Based on the understanding of the catalytic mechanism and protein structure of transketolase (TK) and ω-transaminase (TA), an enzyme-substrate binding model was established by means of molecular docking. And a semi-rational mutagenesis strategy was designed to convert the stereoselectivity of TK, the enantioselectivity of TA and the selectivity of aldehyde and ketone. Using the engineered TK and TA, (1R,2R)-p-methylsulfonyl phenylserinol was biosynthesized with good yield (76%) and high stereoselectivity (96% de and >99% ee), which facilitated the development of a chemoenzymatic method for producing florfenicol.

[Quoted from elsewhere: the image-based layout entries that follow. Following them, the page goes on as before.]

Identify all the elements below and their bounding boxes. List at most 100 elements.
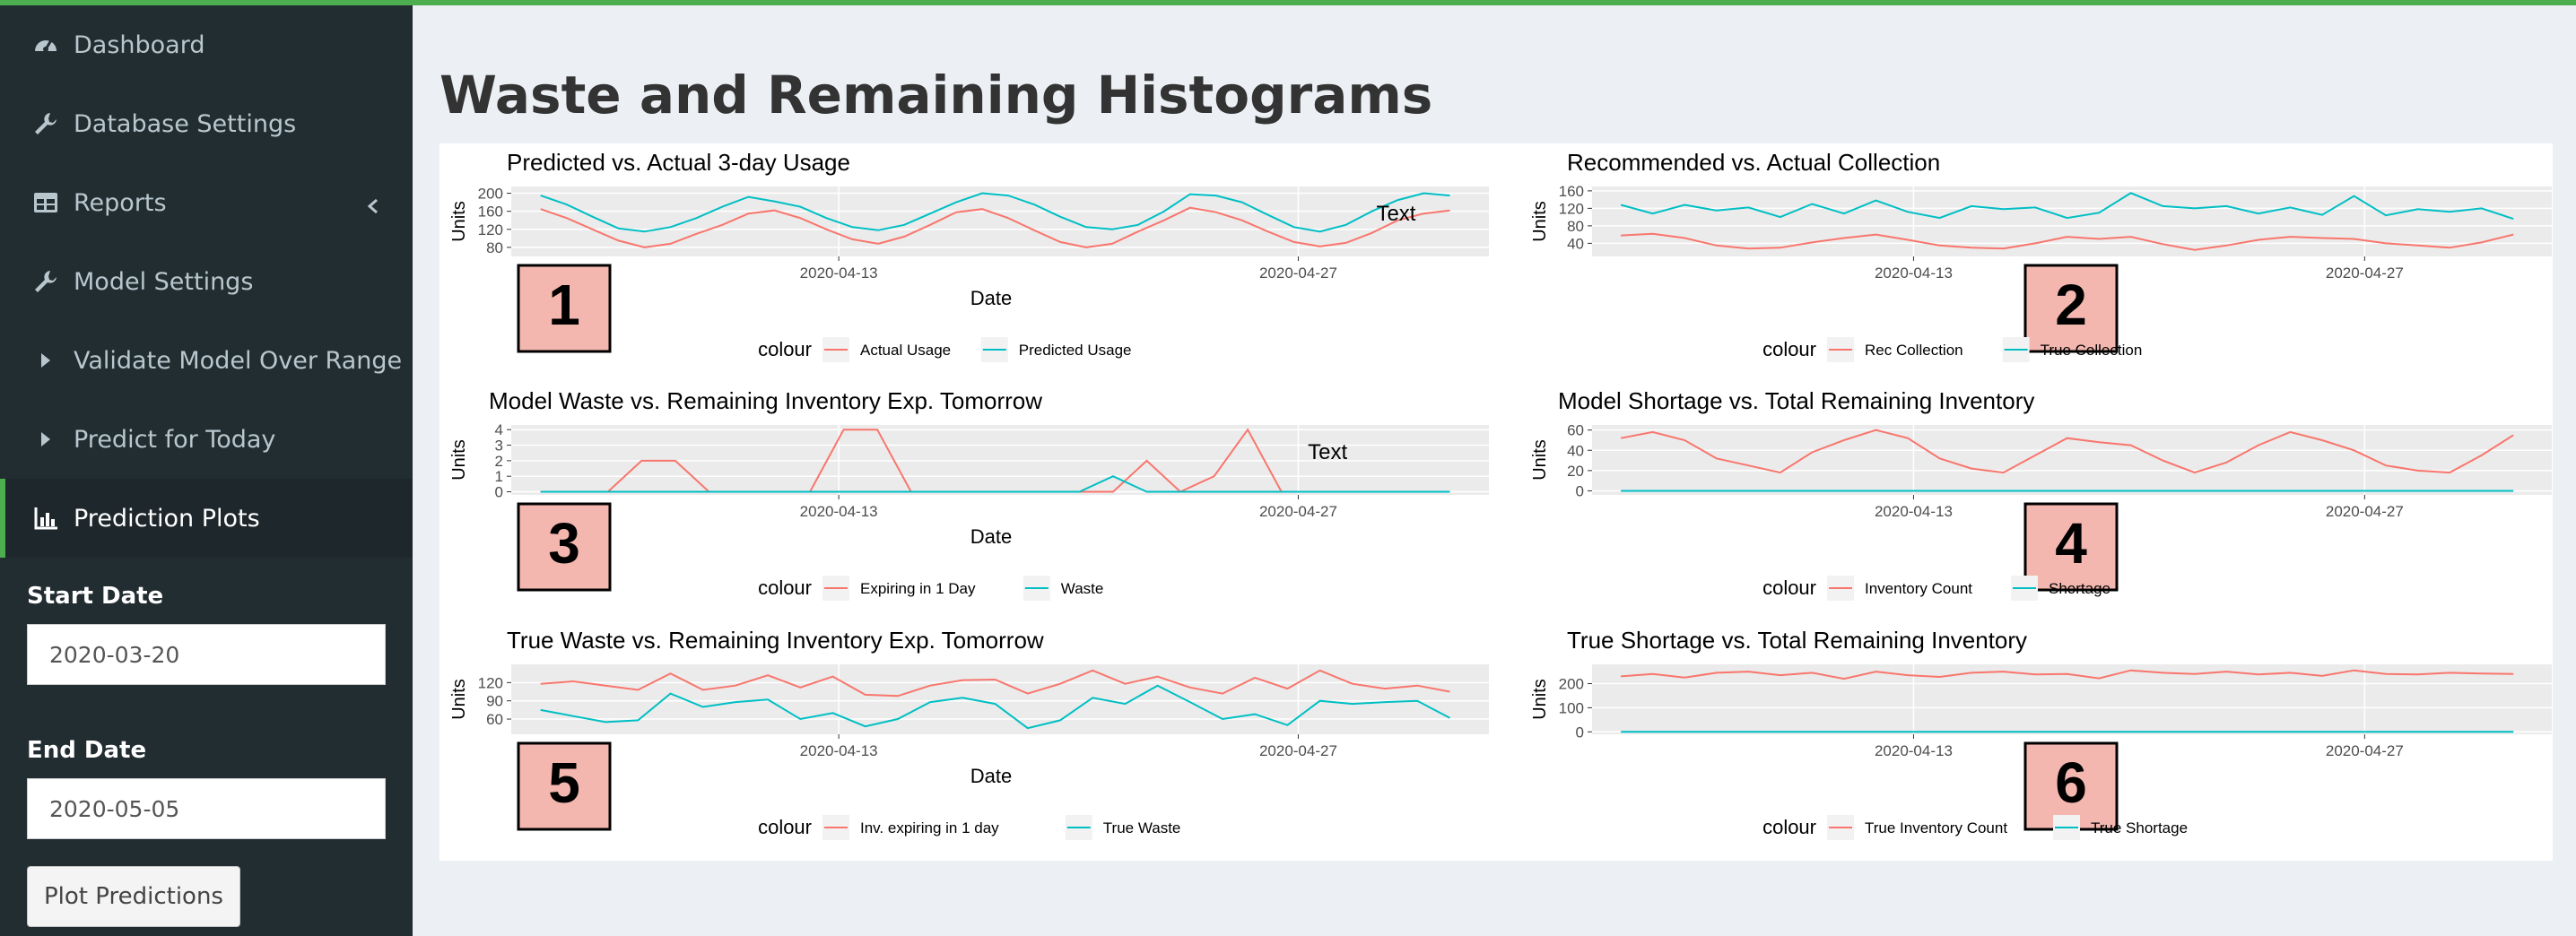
plots-canvas: Predicted vs. Actual 3-day Usage80120160…: [449, 149, 2552, 840]
sidebar-item-label: Prediction Plots: [74, 504, 260, 533]
tick-label-y: 60: [486, 711, 503, 728]
legend-title: colour: [758, 816, 812, 838]
sidebar-item-reports[interactable]: Reports: [0, 163, 413, 242]
tick-label-y: 0: [1576, 482, 1584, 499]
sidebar-item-label: Validate Model Over Range: [74, 346, 403, 375]
tick-label-y: 20: [1567, 463, 1584, 480]
wrench-icon: [30, 108, 61, 139]
tick-label-y: 80: [1567, 218, 1584, 235]
legend-title: colour: [758, 576, 812, 599]
tick-label-y: 120: [478, 674, 503, 691]
badge-number: 3: [548, 511, 580, 576]
axis-label-y: Units: [449, 679, 469, 720]
axis-label-x: Date: [970, 525, 1012, 548]
sidebar-item-label: Dashboard: [74, 30, 205, 59]
tick-label-x: 2020-04-27: [1259, 742, 1337, 759]
tick-label-y: 40: [1567, 442, 1584, 459]
legend-label-2: Shortage: [2049, 580, 2110, 597]
tick-label-y: 0: [1576, 724, 1584, 741]
chart-5: True Waste vs. Remaining Inventory Exp. …: [449, 627, 1489, 840]
tick-label-y: 80: [486, 239, 503, 256]
tick-label-x: 2020-04-13: [800, 503, 878, 520]
badge-number: 4: [2055, 511, 2087, 576]
tick-label-x: 2020-04-27: [1259, 264, 1337, 282]
chart-annotation: Text: [1376, 202, 1415, 226]
page-title: Waste and Remaining Histograms: [439, 65, 1433, 126]
dashboard-icon: [30, 30, 61, 60]
tick-label-x: 2020-04-27: [2326, 503, 2404, 520]
table-icon: [30, 187, 61, 218]
tick-label-y: 120: [1559, 200, 1584, 217]
axis-label-x: Date: [970, 287, 1012, 309]
chart-3: Model Waste vs. Remaining Inventory Exp.…: [449, 387, 1489, 601]
chart-title: True Waste vs. Remaining Inventory Exp. …: [507, 627, 1044, 654]
tick-label-y: 2: [495, 453, 503, 470]
caret-right-icon: [30, 424, 61, 455]
chart-title: Model Waste vs. Remaining Inventory Exp.…: [489, 387, 1042, 414]
legend-label-2: True Waste: [1103, 819, 1181, 836]
tick-label-y: 100: [1559, 699, 1584, 716]
caret-right-icon: [30, 345, 61, 376]
tick-label-y: 200: [478, 186, 503, 203]
chevron-left-icon: [364, 194, 382, 214]
sidebar-item-label: Model Settings: [74, 267, 254, 296]
legend-label-1: True Inventory Count: [1865, 819, 2007, 836]
badge-number: 1: [548, 273, 580, 337]
wrench-icon: [30, 266, 61, 297]
chart-title: True Shortage vs. Total Remaining Invent…: [1567, 627, 2027, 654]
sidebar-item-dashboard[interactable]: Dashboard: [0, 5, 413, 84]
chart-6: True Shortage vs. Total Remaining Invent…: [1530, 627, 2552, 840]
tick-label-y: 120: [478, 221, 503, 238]
axis-label-y: Units: [449, 201, 469, 242]
tick-label-y: 0: [495, 484, 503, 501]
tick-label-x: 2020-04-13: [1875, 264, 1953, 282]
legend-label-2: True Collection: [2041, 342, 2143, 359]
axis-label-y: Units: [1530, 201, 1550, 242]
plot-background: [511, 664, 1489, 734]
tick-label-y: 160: [478, 204, 503, 221]
legend-label-1: Rec Collection: [1865, 342, 1963, 359]
sidebar: Dashboard Database Settings Reports Mode…: [0, 5, 413, 936]
axis-label-y: Units: [1530, 679, 1550, 720]
chart-annotation: Text: [1308, 440, 1347, 464]
bar-chart-icon: [30, 503, 61, 533]
legend-label-1: Expiring in 1 Day: [860, 580, 976, 597]
plot-predictions-button[interactable]: Plot Predictions: [27, 866, 240, 927]
plots-panel: Predicted vs. Actual 3-day Usage 80 120 160…: [439, 143, 2553, 861]
sidebar-item-prediction-plots[interactable]: Prediction Plots: [0, 479, 413, 558]
chart-2: Recommended vs. Actual Collection 4080120…: [1530, 149, 2552, 362]
badge-number: 5: [548, 750, 580, 815]
sidebar-item-database-settings[interactable]: Database Settings: [0, 84, 413, 163]
legend-title: colour: [1762, 816, 1816, 838]
legend-title: colour: [758, 338, 812, 360]
sidebar-item-label: Reports: [74, 188, 167, 217]
tick-label-x: 2020-04-27: [2326, 742, 2404, 759]
tick-label-x: 2020-04-13: [800, 742, 878, 759]
chart-1: Predicted vs. Actual 3-day Usage 80120160…: [449, 149, 1489, 362]
tick-label-x: 2020-04-13: [1875, 742, 1953, 759]
sidebar-item-validate-model[interactable]: Validate Model Over Range: [0, 321, 413, 400]
chart-4: Model Shortage vs. Total Remaining Inven…: [1530, 387, 2552, 601]
tick-label-x: 2020-04-27: [2326, 264, 2404, 282]
badge-number: 2: [2055, 273, 2087, 337]
tick-label-y: 160: [1559, 183, 1584, 200]
tick-label-y: 200: [1559, 676, 1584, 693]
plot-background: [1592, 425, 2552, 495]
end-date-input[interactable]: [27, 778, 386, 839]
legend-label-2: Predicted Usage: [1019, 342, 1132, 359]
start-date-label: Start Date: [27, 583, 164, 610]
tick-label-y: 3: [495, 438, 503, 455]
sidebar-item-label: Database Settings: [74, 109, 297, 138]
badge-number: 6: [2055, 750, 2087, 815]
tick-label-y: 90: [486, 693, 503, 710]
sidebar-item-label: Predict for Today: [74, 425, 276, 454]
start-date-input[interactable]: [27, 624, 386, 685]
legend-label-2: Waste: [1061, 580, 1104, 597]
sidebar-item-model-settings[interactable]: Model Settings: [0, 242, 413, 321]
tick-label-x: 2020-04-27: [1259, 503, 1337, 520]
legend-label-1: Actual Usage: [860, 342, 951, 359]
axis-label-x: Date: [970, 765, 1012, 787]
sidebar-item-predict-today[interactable]: Predict for Today: [0, 400, 413, 479]
chart-title: Recommended vs. Actual Collection: [1567, 149, 1940, 176]
chart-title: Predicted vs. Actual 3-day Usage: [507, 149, 850, 176]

This research was funded by the National Key R&D Program of China (2018YFA0901900) and the National Natural Science Foundation of China (21632007, 31425001).

 

Author: School of Life Sciences and Biotechnology, SJTU

Source: School of Life Sciences and Biotechnology, SJTU

Translated by Zhang Yue

Proofread by Xiao Yangning, Fu Yuhe

 

 

 

ABSTRACT:

Florfenicol is the 3′-fluoro derivative of thiamphenicol and has been widely used in veterinary medicine for its high antibacterial activity and safety. However, the development of simplified and environmentally friendly catalytic methods for the stereoselective production of florfenicol is a key challenge. Herein, we established a enzymatic one-pot reaction for the synthesis of an aminodiol intermediate of florfenicol bearing two stereocenters from industrial raw material 4-(methylsulfonyl) benzaldehyde by coupling transketolase (TK) and ω-transaminase (TA). The enantioselectivity of TK from E. coli was converted from (S) (93% ee) to (R) (95% ee), and we also inverted the enantiopreference (E(S) = 9 to E(R) = 12) and ketone/aldehyde substrate selectivity of TA ATA117 via structure-guided enzyme engineering. Docking calculations and molecular dynamics simulations of the wild-type and mutant enzymes unveiled the molecular basis for enzymatic stereocontrol. Using the engineered TK and TA, (1R,2R)-p-methylsulfonyl phenylserinol was biosynthesized with good yield (76%) and high stereoselectivity (96% de and >99% ee). Our work established an enzymatic synthetic route to (1R,2R)-p-methylsulfonyl phenylserinol, facilitating the development of a chemoenzymatic method for producing florfenicol.